People might not want to go to the polls in the cold and dark, but getting a resolution to the Brexit question is the only way to end this Winter of Discontent, says David Herbert, a South Welsh smallholder producing eggs and poultry.
Senescence is defined as the condition or process of deterioration with age.
We most commonly associate senescence with autumn and winter.
Our lush, verdant land changes hue, the days shorten and the leaves fall in abundance to litter the ground with their brown and spent forms, as the trees stretch their skeletal branches to the skies in supplication for rebirth and an opportunity to bloom anew once the darkness begins to recede.
This is now the fourth autumn since ‘The Question’ was asked of the British electorate, and, like the leaves and the trees, the people now undergo their own form of senescence as they tire of the whole process of Brexit.
Too many times, the goalposts have been pulled up and moved by a cadre of naysayers and doom-mongers.
Too many times, the champagne has had to be removed from the ice and placed back into darkness to await the moment of celebration so desired by the majority of the United Kingdom.
It appears we are tearing ourselves apart time and time again.
We bicker, argue, lie, manipulate and lose all semblance of self as we each stand fast to our own beliefs and ideas. And I’m talking about both sides here.
But with Brexit once again postponed, we turn to the polls to find out if anyone truly has a mandate to proceed.
Sadly, this General Election will largely be fought on one policy only.
The voters will ignore the myriad of other promises and fine words declared in manifestos and will head out into the cold December morning to have their say, once again, on the most divisive issue in our history.
Or will they?
The senescence of British politics continues, and our lack of appetite to engage with a now tainted Commons prevails.
All the while remain parties collude, connive and continue to form tactical alliances to deny the say of the electorate.
Yet, at the same time, those in favour of pursuing Brexit are failing to put their egos to one side and work together to deliver the referendum result at long last.
To many, a vote on December 12 would be nothing short of a complete waste of time.
Politics in this country simply cannot proceed until Brexit is delivered and a great deal of work has been done to restore faith and trust in the system.
I’m not interested in Labour leader Jeremy Corbyn giving me a two-day week and a package of someone else’s land.
I have no desire to help the Greens achieve a ban on driving on Sundays and bank holidays.
Neither do I want an independent Wales where mud-bloods are exiled.
I care not for a Tory promise of faster trains to Birmingham or a lowering of inheritance tax rates.
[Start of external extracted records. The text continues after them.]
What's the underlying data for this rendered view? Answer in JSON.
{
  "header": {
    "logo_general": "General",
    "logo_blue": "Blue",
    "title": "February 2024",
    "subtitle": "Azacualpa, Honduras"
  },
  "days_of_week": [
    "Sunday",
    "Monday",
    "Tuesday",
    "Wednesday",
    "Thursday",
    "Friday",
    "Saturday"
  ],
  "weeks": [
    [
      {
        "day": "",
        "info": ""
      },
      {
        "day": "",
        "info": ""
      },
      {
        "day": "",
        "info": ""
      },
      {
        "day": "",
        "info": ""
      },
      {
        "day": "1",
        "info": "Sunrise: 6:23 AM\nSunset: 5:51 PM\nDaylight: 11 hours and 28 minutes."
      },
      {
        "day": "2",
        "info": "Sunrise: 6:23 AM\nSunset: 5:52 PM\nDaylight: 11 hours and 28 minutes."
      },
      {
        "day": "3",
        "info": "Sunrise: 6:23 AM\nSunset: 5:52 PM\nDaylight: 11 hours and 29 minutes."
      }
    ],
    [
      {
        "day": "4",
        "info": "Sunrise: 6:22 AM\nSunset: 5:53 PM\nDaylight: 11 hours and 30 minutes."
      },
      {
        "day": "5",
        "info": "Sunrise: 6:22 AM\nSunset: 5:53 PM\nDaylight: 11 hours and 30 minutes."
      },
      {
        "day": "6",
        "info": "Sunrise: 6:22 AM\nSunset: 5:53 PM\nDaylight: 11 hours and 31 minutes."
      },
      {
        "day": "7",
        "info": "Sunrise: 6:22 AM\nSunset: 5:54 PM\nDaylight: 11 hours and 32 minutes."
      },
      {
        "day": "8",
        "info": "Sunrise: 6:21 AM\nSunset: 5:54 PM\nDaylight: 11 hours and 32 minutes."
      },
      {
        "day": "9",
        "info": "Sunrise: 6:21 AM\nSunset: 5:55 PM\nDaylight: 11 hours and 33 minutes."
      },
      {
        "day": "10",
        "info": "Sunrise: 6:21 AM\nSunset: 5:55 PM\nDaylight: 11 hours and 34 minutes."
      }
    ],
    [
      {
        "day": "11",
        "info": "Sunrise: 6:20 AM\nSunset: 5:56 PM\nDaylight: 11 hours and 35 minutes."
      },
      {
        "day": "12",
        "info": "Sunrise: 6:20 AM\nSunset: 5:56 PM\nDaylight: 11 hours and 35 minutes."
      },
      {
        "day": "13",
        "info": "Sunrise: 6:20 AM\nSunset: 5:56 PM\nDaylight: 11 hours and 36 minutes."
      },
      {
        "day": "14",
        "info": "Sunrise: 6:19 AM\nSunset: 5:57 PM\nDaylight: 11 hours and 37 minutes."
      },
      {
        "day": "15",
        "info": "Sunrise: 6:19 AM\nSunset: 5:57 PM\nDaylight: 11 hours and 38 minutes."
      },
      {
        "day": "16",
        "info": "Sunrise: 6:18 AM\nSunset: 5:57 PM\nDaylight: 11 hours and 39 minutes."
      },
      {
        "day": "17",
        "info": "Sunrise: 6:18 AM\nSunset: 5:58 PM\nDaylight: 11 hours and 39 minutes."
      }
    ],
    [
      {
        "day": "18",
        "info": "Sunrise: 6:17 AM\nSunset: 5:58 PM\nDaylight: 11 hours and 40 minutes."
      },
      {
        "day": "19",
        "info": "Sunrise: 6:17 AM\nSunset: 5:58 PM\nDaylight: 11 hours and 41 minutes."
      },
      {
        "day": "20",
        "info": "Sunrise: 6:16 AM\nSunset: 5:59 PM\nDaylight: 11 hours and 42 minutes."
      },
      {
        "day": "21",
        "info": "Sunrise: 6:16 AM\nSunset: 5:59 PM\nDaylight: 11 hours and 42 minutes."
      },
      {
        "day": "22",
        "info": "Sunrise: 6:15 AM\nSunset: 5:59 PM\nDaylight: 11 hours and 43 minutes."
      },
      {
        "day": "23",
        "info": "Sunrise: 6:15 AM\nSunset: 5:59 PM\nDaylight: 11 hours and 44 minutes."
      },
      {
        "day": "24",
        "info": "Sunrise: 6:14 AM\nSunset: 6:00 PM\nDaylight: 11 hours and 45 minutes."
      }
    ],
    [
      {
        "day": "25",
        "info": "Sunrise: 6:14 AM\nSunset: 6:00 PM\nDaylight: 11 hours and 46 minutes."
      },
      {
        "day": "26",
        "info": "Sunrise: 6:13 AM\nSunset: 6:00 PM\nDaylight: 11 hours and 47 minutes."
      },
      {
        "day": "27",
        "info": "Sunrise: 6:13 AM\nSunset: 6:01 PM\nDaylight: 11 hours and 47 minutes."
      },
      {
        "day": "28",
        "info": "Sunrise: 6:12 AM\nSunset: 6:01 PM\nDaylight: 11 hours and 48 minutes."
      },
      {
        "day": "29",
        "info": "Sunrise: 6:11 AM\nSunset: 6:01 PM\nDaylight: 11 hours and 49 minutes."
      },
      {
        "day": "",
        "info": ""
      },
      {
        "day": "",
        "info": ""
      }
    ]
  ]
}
At this point in time, I honestly and genuinely don’t give a fig for anyone’s stance on TV licences for over 75s or how they intend to fund a beleaguered NHS.
All that matters is Brexit and getting over the line.
We could have resolved this through cooperation years ago and already be in a position to attend to the daily matters of life had we just got on with it.
However, my big fear is this General Election will result in yet more stalemate and even more years of wrangling and prevarication, while the grand total of bugger all gets done.
So, while you still have the right to, let’s all go ahead and vote.
I know you’re bored of it all, I know you’ll have to put on those long-johns and take your ID to the polling station, I know it’ll be dark, miserable and feel completely and utterly pointless, but go and do it.
Vote for a final Brexit outcome, whatever side of the fence you’re on, and let’s get this put to bed before the senescence of our lives is complete.
Wouldn’t it be fantastic to feel the warmth of progress and development at least once more before the last brown and dying leaves of our hopes fall to the ground this discontented winter?